All’inizio di settembre, 17.000 miliardi di dollari di obbligazioni nel mondo offrivano rendimenti negativi, il record di sempre. In un paio di mesi, questa montagna risulta abbassatasi di almeno 2.000 miliardi. Gli stessi BTp, per restare in casa, sono passati da un minimo dello 0,80% per il decennale a fine settembre all’attuale 1,10%. Questo non significa che il rally dei bond sia giunto al termine e che sia iniziato il “sell-off”. Anzi, le vendite di queste settimane sarebbero conseguenza sia delle prese di profitto degli investitori, sia dello spostamento dei capitali verso comparti obbligazionari più remunerativi, quali gli “high yield” da un lato e gli emergenti dall’altro.

Fintantoché l’economia globale sarà gravata da nubi, difficile che gli acquisti sull’obbligazionario si arrestino mai del tutto. E in questa fase, USA, Cina ed Europa rallentano contemporaneamente, anche se il caso più preoccupante riguarda certamente l’Eurozona, dove la Germania rischia seriamente la recessione, portandosi dietro il resto dell’unione monetaria.

Giapponesissazione dei bond: grandi affari con rendimenti sotto l’inflazione anche per 100 anni

Comunque sia, le banche centrali non permetteranno mai lo scoppio improvviso e veloce della bolla obbligazionaria e, più in generale, finanziaria. Esse sosterranno i mercati con nuovi stimoli monetari, tra cui gli acquisti di assets, guarda caso riesumati da poco proprio dagli istituti principali, cioè Federal Reserve e BCE. E fino a quando compreranno, il sostegno ai prezzi sarà tale da non consentire alcun serio ripiegamento. E se non fossero più in grado di comprare? In una sola occasione si verificherebbe l’impedimento: con il rialzo dell’inflazione. Escludendo che nel medio termine questa possa accelerare per la migliorata congiuntura, l’unica via che porterebbe a una sua ricomparsa presso le economie avanzate sarebbe l’eventuale surriscaldamento delle quotazioni petrolifere.

Il legame tra petrolio, inflazione e bond

Il petrolio impatta sui prezzi al consumo ed eleva le stesse aspettative d’inflazione.

Per quanto il mondo si sia reso meno dipendente dalla materia prima rispetto agli anni Settanta delle due crisi petrolifere, non riesce ancora a farne almeno per produrre e fare circolare merci e persone. Ebbene, che possiamo dormire sonni relativamente tranquilli per il breve termine lo segnalerebbe il grafico del comparto energetico a Wall Street, che possiamo considerare un proxy per l’andamento dei prezzi energetici. Quest’anno, le azioni sono salite di appena l’8% contro il +23% messo a segno dall’intero S&P 500. Su base annua, invece, mostrano un calo a doppia cifra contro il +12%.
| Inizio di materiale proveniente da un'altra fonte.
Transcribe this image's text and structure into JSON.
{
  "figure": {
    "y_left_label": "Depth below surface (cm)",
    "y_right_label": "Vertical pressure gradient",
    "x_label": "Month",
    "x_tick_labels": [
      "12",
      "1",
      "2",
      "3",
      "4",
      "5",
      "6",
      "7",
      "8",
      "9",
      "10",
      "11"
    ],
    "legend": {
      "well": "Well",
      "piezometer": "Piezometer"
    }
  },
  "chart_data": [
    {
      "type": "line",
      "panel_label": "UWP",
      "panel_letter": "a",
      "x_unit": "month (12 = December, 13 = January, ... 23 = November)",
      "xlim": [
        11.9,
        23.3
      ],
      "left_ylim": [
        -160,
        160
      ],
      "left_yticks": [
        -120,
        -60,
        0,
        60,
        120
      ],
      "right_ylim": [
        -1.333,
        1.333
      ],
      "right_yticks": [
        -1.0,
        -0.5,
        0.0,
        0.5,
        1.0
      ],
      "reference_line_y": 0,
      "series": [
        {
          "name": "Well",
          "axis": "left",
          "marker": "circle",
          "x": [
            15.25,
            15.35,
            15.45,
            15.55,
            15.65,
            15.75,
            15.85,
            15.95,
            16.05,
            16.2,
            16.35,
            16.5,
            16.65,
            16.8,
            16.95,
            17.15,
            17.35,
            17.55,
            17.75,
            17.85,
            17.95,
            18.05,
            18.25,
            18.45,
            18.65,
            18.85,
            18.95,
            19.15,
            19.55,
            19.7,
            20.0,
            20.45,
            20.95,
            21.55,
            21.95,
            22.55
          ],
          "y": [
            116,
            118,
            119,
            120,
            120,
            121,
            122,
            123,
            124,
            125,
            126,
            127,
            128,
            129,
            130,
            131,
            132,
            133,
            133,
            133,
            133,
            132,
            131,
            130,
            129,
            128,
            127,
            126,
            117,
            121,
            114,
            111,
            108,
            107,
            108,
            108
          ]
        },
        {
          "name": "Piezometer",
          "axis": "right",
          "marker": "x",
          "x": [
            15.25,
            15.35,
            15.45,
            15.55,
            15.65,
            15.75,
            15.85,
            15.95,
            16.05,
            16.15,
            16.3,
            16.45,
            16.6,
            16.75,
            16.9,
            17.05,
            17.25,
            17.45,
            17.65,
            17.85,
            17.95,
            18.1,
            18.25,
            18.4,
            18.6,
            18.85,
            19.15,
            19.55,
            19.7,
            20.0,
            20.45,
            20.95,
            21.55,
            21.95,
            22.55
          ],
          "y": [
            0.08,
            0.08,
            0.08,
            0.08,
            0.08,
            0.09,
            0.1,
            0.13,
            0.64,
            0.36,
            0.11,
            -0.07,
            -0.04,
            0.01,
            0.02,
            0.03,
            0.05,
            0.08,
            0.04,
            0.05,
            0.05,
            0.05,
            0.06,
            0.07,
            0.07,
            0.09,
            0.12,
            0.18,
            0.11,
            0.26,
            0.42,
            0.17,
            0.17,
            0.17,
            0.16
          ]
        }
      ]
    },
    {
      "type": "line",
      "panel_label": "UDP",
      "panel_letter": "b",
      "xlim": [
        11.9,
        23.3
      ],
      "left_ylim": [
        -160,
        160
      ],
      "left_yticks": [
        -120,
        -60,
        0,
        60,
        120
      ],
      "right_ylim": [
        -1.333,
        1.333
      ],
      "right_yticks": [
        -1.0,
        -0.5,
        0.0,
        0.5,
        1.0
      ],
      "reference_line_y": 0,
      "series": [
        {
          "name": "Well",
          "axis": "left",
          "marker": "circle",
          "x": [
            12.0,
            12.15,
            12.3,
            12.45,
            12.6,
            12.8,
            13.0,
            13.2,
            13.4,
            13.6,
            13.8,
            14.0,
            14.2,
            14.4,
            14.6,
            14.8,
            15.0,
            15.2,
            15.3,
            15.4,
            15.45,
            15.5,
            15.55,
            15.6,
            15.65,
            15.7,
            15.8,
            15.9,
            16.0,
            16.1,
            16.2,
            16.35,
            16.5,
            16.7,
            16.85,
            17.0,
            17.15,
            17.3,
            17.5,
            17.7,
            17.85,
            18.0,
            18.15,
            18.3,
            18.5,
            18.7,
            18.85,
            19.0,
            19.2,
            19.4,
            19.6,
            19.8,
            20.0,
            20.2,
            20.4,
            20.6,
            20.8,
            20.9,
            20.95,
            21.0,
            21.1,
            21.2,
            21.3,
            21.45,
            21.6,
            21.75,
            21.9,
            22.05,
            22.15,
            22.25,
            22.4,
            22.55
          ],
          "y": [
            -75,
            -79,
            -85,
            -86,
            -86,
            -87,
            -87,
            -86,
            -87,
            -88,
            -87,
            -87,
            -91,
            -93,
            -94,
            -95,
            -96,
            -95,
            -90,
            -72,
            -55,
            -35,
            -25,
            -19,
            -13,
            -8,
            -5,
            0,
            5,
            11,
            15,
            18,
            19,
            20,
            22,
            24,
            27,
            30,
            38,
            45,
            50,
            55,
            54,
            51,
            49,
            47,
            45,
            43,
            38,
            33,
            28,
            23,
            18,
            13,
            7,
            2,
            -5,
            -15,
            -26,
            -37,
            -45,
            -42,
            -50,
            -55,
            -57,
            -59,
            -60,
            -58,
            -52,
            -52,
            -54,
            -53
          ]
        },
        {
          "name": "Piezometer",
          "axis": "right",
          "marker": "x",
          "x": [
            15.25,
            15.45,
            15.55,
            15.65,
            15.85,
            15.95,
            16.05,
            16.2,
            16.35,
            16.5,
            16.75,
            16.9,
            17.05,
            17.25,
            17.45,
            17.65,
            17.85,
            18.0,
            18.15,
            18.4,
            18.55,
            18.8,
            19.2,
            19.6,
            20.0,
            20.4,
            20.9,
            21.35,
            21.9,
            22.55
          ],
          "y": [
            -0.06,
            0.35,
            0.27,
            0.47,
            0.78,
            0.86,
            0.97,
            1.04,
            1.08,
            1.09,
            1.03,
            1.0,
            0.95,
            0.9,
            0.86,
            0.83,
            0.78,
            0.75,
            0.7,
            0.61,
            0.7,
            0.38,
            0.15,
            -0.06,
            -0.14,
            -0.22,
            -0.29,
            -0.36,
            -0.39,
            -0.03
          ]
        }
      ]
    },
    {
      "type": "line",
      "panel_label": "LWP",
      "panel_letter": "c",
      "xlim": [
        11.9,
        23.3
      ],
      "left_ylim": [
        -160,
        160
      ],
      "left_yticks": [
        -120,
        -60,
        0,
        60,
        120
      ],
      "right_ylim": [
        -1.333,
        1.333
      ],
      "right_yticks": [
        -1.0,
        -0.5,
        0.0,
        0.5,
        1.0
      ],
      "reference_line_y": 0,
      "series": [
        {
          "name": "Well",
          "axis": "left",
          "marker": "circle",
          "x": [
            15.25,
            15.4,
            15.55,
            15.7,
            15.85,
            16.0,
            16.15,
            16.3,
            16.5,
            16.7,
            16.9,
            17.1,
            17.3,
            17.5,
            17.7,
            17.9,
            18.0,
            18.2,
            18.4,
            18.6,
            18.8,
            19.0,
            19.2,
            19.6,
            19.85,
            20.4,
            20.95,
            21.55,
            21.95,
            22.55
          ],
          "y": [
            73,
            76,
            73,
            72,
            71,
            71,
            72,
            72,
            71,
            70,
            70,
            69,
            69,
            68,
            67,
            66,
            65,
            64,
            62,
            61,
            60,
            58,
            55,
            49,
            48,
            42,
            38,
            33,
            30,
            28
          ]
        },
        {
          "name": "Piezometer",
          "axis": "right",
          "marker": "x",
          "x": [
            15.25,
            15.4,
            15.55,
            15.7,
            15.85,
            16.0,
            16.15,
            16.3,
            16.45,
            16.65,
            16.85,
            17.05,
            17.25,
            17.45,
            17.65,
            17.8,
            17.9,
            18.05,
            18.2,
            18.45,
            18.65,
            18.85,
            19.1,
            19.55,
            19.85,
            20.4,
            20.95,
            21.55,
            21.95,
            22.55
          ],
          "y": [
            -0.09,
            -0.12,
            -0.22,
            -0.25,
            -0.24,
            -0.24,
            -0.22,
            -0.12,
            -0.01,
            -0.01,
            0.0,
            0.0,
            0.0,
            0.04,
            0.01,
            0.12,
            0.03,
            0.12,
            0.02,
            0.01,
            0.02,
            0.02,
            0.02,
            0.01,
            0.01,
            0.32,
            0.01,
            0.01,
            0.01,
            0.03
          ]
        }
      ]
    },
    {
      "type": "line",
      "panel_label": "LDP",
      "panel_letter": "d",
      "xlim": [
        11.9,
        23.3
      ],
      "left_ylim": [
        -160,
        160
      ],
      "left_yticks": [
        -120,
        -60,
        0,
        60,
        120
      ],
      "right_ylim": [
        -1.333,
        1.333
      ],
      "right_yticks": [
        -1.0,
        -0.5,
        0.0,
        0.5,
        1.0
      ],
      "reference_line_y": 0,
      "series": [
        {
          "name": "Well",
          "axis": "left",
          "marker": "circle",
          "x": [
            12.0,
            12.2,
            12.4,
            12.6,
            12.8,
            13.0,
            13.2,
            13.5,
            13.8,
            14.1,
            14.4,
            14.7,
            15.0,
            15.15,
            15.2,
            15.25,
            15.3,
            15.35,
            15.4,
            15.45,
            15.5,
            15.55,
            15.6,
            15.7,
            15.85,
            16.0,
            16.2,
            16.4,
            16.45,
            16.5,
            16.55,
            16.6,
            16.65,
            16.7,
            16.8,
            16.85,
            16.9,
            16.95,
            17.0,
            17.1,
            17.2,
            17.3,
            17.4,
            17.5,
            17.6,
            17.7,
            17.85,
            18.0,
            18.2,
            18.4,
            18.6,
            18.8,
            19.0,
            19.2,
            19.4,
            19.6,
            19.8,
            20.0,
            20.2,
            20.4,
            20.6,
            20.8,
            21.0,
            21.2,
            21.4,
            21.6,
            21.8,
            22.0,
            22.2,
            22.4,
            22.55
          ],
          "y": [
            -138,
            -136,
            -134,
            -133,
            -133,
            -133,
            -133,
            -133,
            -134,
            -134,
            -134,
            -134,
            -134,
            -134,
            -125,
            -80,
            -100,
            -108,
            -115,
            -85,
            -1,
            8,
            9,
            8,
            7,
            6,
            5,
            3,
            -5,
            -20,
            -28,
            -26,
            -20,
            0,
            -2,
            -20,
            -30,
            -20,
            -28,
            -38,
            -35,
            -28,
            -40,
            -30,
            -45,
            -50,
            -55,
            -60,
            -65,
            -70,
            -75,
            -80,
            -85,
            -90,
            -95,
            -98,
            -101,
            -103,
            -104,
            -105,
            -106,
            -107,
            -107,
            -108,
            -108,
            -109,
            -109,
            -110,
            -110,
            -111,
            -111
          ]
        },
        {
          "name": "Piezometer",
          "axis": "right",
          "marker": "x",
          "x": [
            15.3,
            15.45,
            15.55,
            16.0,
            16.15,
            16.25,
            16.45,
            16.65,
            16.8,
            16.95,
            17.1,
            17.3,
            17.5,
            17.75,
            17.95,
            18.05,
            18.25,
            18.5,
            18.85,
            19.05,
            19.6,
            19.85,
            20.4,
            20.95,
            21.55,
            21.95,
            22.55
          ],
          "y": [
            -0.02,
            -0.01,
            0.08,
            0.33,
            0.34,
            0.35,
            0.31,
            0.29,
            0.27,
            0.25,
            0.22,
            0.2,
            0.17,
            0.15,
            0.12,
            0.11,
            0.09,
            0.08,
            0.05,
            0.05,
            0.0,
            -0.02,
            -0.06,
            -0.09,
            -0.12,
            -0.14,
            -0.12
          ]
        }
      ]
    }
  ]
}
Se le azioni energetiche sovrastassero, ad un certo punto, Wall Street, sarebbe il segnale che i prezzi energetici si starebbero surriscaldando troppo rispetto all’andamento complessivo dell’economia. Dunque, sarebbe anche arrivato il momento di vendere le obbligazioni con cedola fissa e particolarmente quelle con “duration” elevata, destinate a perdere di valore. Viceversa, sarebbe una buona idea metterne o tenerne in portafoglio con cedole legate all’inflazione, come i BTp Italia o i BTp-i.

Come il BTp Italia ha tradito le ragioni per cui era nato

Difficile, però, che il surriscaldamento delle quotazioni petrolifere avvenga in un contesto globale di bassa crescita. E questo pone un doppio rischio per i bond, i quali sono considerati assets da cui fuggire quando l’economia cresce a ritmi veloci o almeno accettabili e quando c’è inflazione. Lo scenario meno drammatico per questi titoli sarebbe quello della stagflazione. Da un lato, la crescita più vigorosa dei prezzi indurrebbe a venderli, dall’altro i timori sull’economia porterebbero a tenerseli in portafoglio. Il peggio che potremmo attenderci per questo comparto, quindi, sarebbe un andamento positivo dell’economia e accompagnato dalla ripresa dell’inflazione, perché a quel punto le obbligazioni non avrebbero più senso.